Imagine you're studying for your final exams, and you have a group of friends who each excel in different subjects. There's Sam, who is a whiz at maths; Alex, who knows everything about history; and Taylor, who is a science genius. Whenever you have a question, you don’t just ask anyone; you ask the friend who knows the most about that particular subject. This way, you get the best possible answer.

Prompting an AI model is very much the same. It involves guiding the AI to provide expert responses based on specific inputs. This technique is crucial for getting accurate and relevant answers rather than generic or incorrect ones. It’s like steering the AI towards the areas where it has the most expertise, akin to navigating a mind map.
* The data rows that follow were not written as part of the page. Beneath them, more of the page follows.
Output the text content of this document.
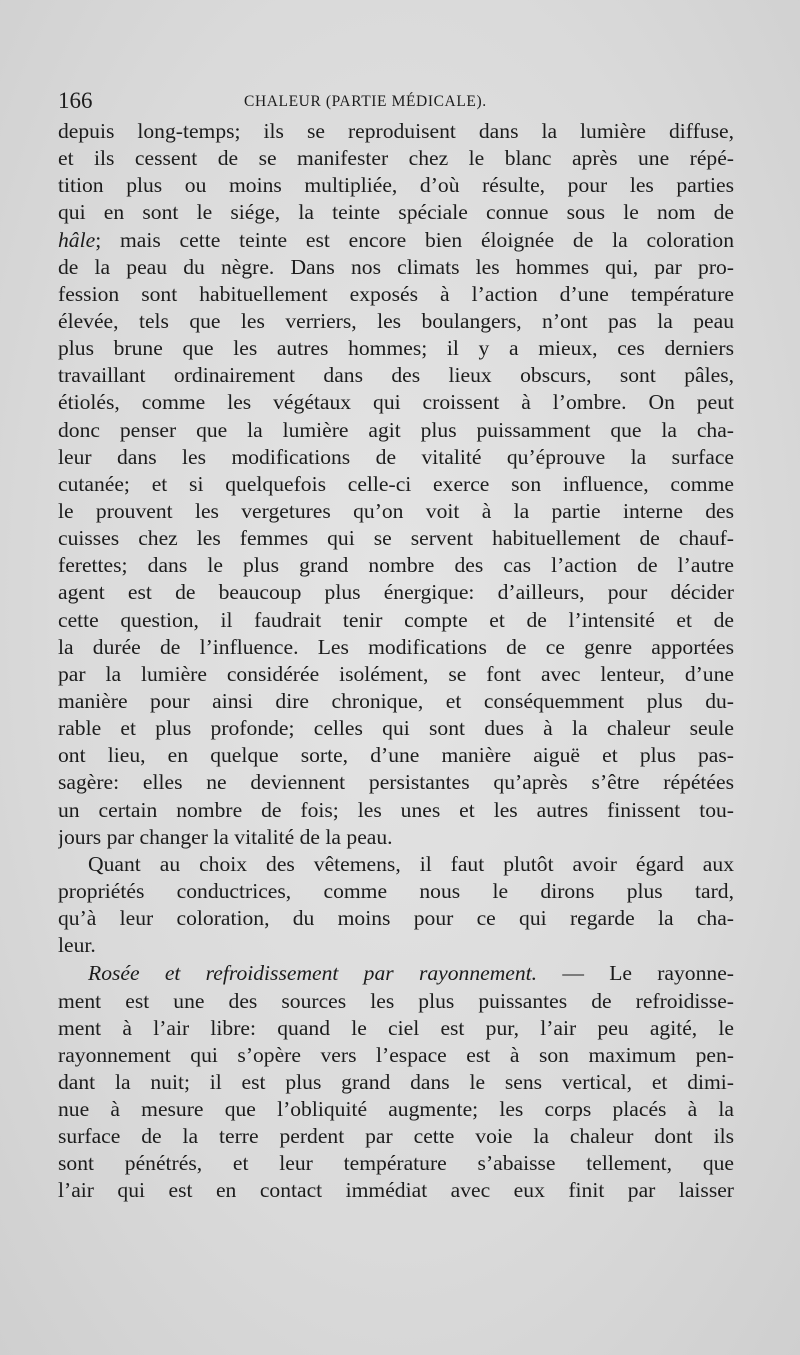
166	CHALEUR (PARTIE MÉDICALE).
depuis long-temps; ils se reproduisent dans la lumière diffuse,
et ils cessent de se manifester chez le blanc après une répé-
tition plus ou moins multipliée, d’où résulte, pour les parties
qui en sont le siége, la teinte spéciale connue sous le nom de
hâle; mais cette teinte est encore bien éloignée de la coloration
de la peau du nègre. Dans nos climats les hommes qui, par pro-
fession sont habituellement exposés à l’action d’une température
élevée, tels que les verriers, les boulangers, n’ont pas la peau
plus brune que les autres hommes; il y a mieux, ces derniers
travaillant ordinairement dans des lieux obscurs, sont pâles,
étiolés, comme les végétaux qui croissent à l’ombre. On peut
donc penser que la lumière agit plus puissamment que la cha-
leur dans les modifications de vitalité qu’éprouve la surface
cutanée; et si quelquefois celle-ci exerce son influence, comme
le prouvent les vergetures qu’on voit à la partie interne des
cuisses chez les femmes qui se servent habituellement de chauf-
ferettes; dans le plus grand nombre des cas l’action de l’autre
agent est de beaucoup plus énergique: d’ailleurs, pour décider
cette question, il faudrait tenir compte et de l’intensité et de
la durée de l’influence. Les modifications de ce genre apportées
par la lumière considérée isolément, se font avec lenteur, d’une
manière pour ainsi dire chronique, et conséquemment plus du-
rable et plus profonde; celles qui sont dues à la chaleur seule
ont lieu, en quelque sorte, d’une manière aiguë et plus pas-
sagère: elles ne deviennent persistantes qu’après s’être répétées
un certain nombre de fois; les unes et les autres finissent tou-
jours par changer la vitalité de la peau.
Quant au choix des vêtemens, il faut plutôt avoir égard aux
propriétés conductrices, comme nous le dirons plus tard,
qu’à leur coloration, du moins pour ce qui regarde la cha-
leur.
Rosée et refroidissement par rayonnement. — Le rayonne-
ment est une des sources les plus puissantes de refroidisse-
ment à l’air libre: quand le ciel est pur, l’air peu agité, le
rayonnement qui s’opère vers l’espace est à son maximum pen-
dant la nuit; il est plus grand dans le sens vertical, et dimi-
nue à mesure que l’obliquité augmente; les corps placés à la
surface de la terre perdent par cette voie la chaleur dont ils
sont pénétrés, et leur température s’abaisse tellement, que
l’air qui est en contact immédiat avec eux finit par laisser
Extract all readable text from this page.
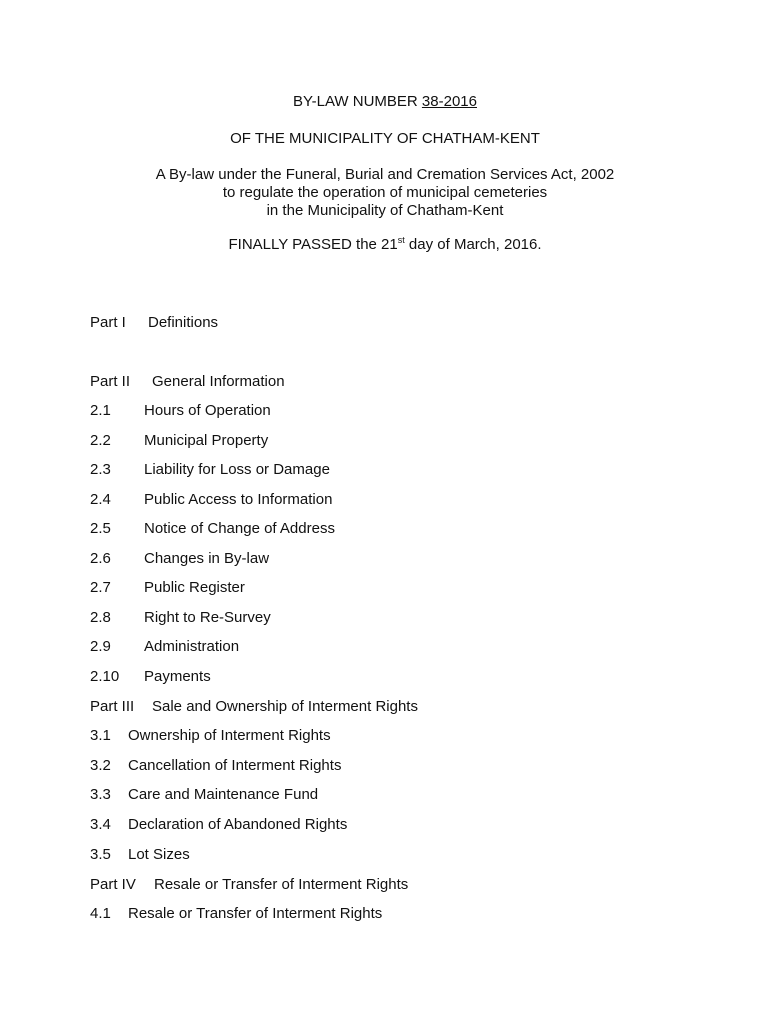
BY-LAW NUMBER 38-2016
OF THE MUNICIPALITY OF CHATHAM-KENT
A By-law under the Funeral, Burial and Cremation Services Act, 2002
to regulate the operation of municipal cemeteries
in the Municipality of Chatham-Kent
FINALLY PASSED the 21st day of March, 2016.
Part I Definitions
Part II General Information
2.1 Hours of Operation
2.2 Municipal Property
2.3 Liability for Loss or Damage
2.4 Public Access to Information
2.5 Notice of Change of Address
2.6 Changes in By-law
2.7 Public Register
2.8 Right to Re-Survey
2.9 Administration
2.10 Payments
Part III Sale and Ownership of Interment Rights
3.1 Ownership of Interment Rights
3.2 Cancellation of Interment Rights
3.3 Care and Maintenance Fund
3.4 Declaration of Abandoned Rights
3.5 Lot Sizes
Part IV Resale or Transfer of Interment Rights
4.1 Resale or Transfer of Interment Rights
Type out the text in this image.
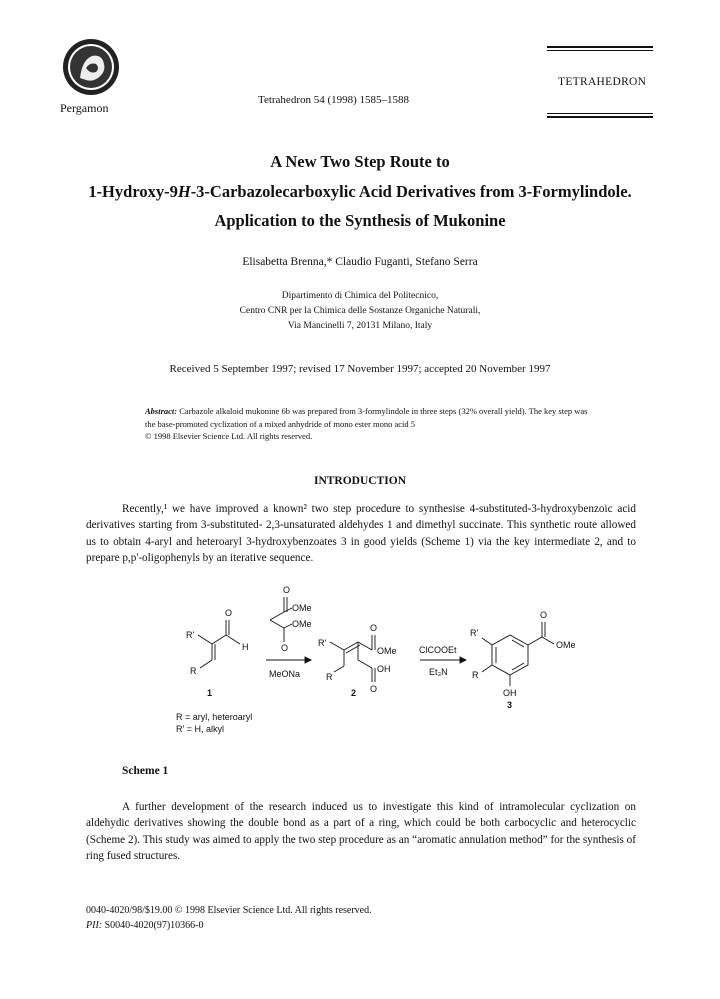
Pergamon
Tetrahedron 54 (1998) 1585–1588
TETRAHEDRON
A New Two Step Route to
1-Hydroxy-9H-3-Carbazolecarboxylic Acid Derivatives from 3-Formylindole.
Application to the Synthesis of Mukonine
Elisabetta Brenna,* Claudio Fuganti, Stefano Serra
Dipartimento di Chimica del Politecnico,
Centro CNR per la Chimica delle Sostanze Organiche Naturali,
Via Mancinelli 7, 20131 Milano, Italy
Received 5 September 1997; revised 17 November 1997; accepted 20 November 1997
Abstract: Carbazole alkaloid mukonine 6b was prepared from 3-formylindole in three steps (32% overall yield). The key step was the base-promoted cyclization of a mixed anhydride of mono ester mono acid 5
© 1998 Elsevier Science Ltd. All rights reserved.
INTRODUCTION

Recently,¹ we have improved a known² two step procedure to synthesise 4-substituted-3-hydroxybenzoic acid derivatives starting from 3-substituted- 2,3-unsaturated aldehydes 1 and dimethyl succinate. This synthetic route allowed us to obtain 4-aryl and heteroaryl 3-hydroxybenzoates 3 in good yields (Scheme 1) via the key intermediate 2, and to prepare p,p'-oligophenyls by an iterative sequence.

O
H
R'
R
O
OMe
OMe
O
MeONa
R'
R
O
OMe
OH
O
ClCOOEt
Et₃N
R'
R
O
OMe
OH
1	2
3
R = aryl, heteroaryl
R' = H, alkyl
Scheme 1

A further development of the research induced us to investigate this kind of intramolecular cyclization on aldehydic derivatives showing the double bond as a part of a ring, which could be both carbocyclic and heterocyclic (Scheme 2). This study was aimed to apply the two step procedure as an “aromatic annulation method” for the synthesis of ring fused structures.

0040-4020/98/$19.00 © 1998 Elsevier Science Ltd. All rights reserved.
PII: S0040-4020(97)10366-0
By doing this, you ensure the AI accesses the most relevant parts of its knowledge base, producing high-quality responses.

But how does the AI train itself and continuously improve to ensure it's providing you with helpful answers? The process hinges on user interaction data and feedback.

Every interaction you have with the AI contributes to its learning process. When you ask questions and rate the responses, this data is fed back into the system, allowing the AI to identify patterns and preferences. Over time, it refines its algorithms based on this feedback, iterating and evolving to become more accurate and efficient in understanding and responding to your queries.

And this, my friends, is where my epiphany came.


In Marie Haynes' book, she explains that Google's search engine uses a combination of advanced AI models and ranking systems to deliver accurate and relevant search results. These models and systems work together to understand and interpret user queries, determine the quality of web content, and rank search results accordingly.

These models include: RankBrain, a machine learning system introduced in 2015 that helps Google understand the meaning behind search queries by interpreting context and intent using vectors to represent words and phrases; Neural Matching, which uses neural networks to comprehend synonyms and related concepts, ensuring queries match relevant results even if exact keywords aren't present; BERT (Bidirectional Encoder Representations from Transformers), a deep learning algorithm introduced in 2019 that processes words in relation to all other words in a sentence, enhancing Google's understanding of natural language and complex, conversational searches; MUM (Multitask Unified Model), an advanced AI model designed to handle complex search tasks by understanding and generating language across 75 different languages and analyzing text, images, and video; the Knowledge Graph, a database that enhances search results with semantic information gathered from various sources, helping Google provide direct answers and in-depth results by understanding context; E-E-A-T (Experience, Expertise, Authoritativeness, Trustworthiness), a set of guidelines used to assess content quality, particularly important for health, finance, and other critical areas; user interaction signals, which include click-through rates, time spent on a page, and bounce rates, allowing Google to refine algorithms based on user satisfaction; Mixture of Experts Models (MoE), which uses a network of neural networks, with each of those selectively called upon as it learns to use the part of the data it's trying to process in the most efficient and useful way; and vector search, which converts text into numerical vectors to understand the context and semantic meaning of search queries, helping Google deliver more accurate and relevant results by matching query intent with appropriate content. Finally, we have NavBoost, which we learnt from Google's latest antistrust trial, that leverages 13 months of user interaction data and signals to learn how to predict what the next searchers are likely to find most helpful.

Sounds complicated, doesn't it?

These models and systems are interconnected, creating a robust framework that powers Google's search engine. For instance, RankBrain and Neural Matching work together to understand query intent, while BERT enhances this understanding by providing deeper context. The Knowledge Graph and E-E-A-T guidelines ensure that the information presented is reliable and authoritative. Meanwhile, user interaction signals continuously refine the algorithms to improve user satisfaction. The Mixture of Experts Model and vector search further enhances the system's ability to deliver precise and relevant results, making Google's search engine one of the most advanced and effective tools available. By leveraging these sophisticated AI models and ranking systems, Google can provide search results that are not only accurate and relevant but also contextually rich and user-focused.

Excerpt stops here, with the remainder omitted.